Falsely Reporting an Incident in the Third Degree
From the boroughs of New York City to Westchester, Rockland, Putnam and Dutchess counties in the Hudson Valley, the most common charge or offense involving reporting fake crimes and events that never transpired is Falsely Reporting an Incident in the Third Degree. Merely because New York Penal Law 240.50 is the most commonly prosecuted crime of this nature, however, does not in any way mean it isn’t as serious as it is prevalent. An “A” misdemeanor, the penalty for an NY PL 240.50 conviction is potentially as long as one year locked away in New York City’s Rikers Island or, if your case was or is in a neighboring jurisdiction, that respective county jail. No matter what the particulars are of your arrest or the evidence secured by the police or District Attorney, consulting with and retaining a lawyer experienced in defending clients against Third Degree Falsely Reporting an Incident is imperative.

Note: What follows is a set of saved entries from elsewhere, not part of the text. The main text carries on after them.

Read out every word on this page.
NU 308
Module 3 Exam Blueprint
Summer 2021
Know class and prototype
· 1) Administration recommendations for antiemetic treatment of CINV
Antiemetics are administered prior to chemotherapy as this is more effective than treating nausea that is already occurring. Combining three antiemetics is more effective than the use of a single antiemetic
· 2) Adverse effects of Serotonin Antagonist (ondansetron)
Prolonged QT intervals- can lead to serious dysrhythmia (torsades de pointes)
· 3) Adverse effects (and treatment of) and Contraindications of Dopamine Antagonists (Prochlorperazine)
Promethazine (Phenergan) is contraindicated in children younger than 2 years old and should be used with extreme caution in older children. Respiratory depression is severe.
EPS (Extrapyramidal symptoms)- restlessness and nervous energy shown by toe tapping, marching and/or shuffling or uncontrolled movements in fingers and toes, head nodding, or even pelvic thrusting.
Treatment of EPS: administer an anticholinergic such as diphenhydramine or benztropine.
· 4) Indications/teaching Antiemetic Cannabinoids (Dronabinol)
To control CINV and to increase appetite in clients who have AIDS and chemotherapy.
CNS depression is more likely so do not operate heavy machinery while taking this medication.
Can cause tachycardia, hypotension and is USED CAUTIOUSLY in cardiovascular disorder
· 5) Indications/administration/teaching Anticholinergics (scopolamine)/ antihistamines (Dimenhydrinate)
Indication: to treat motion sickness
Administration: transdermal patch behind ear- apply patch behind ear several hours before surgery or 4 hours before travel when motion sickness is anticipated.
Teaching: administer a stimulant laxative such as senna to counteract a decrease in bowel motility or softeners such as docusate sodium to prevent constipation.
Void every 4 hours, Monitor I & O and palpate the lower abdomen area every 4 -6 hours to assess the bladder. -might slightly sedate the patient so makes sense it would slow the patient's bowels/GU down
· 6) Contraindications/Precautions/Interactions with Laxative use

Each subsection of Falsely Reporting an Incident in the Third Degree stems from the same language. No matter the accusation, as a preliminary matter, you are guilty of this crime if you convey information you know to be false, bogus, untrue, or fictitious and you:
- Spread about or initiate a report or warning that is dishonest. This report or warning must be of an alleged or impending occurrence of any type of crime, emergency or catastrophe. Additionally, the New York Penal Law mandates that beyond making a fake representation as described, it is likely that “public alarm or inconvenience will result” from the story you created or shared.
- Make a report, regardless of the manner, to an agency (government or quasi-official), that’s role or job is to deal with emergencies involving danger to property or life. This report must be of a false past occurrence or one that you know will not transpire.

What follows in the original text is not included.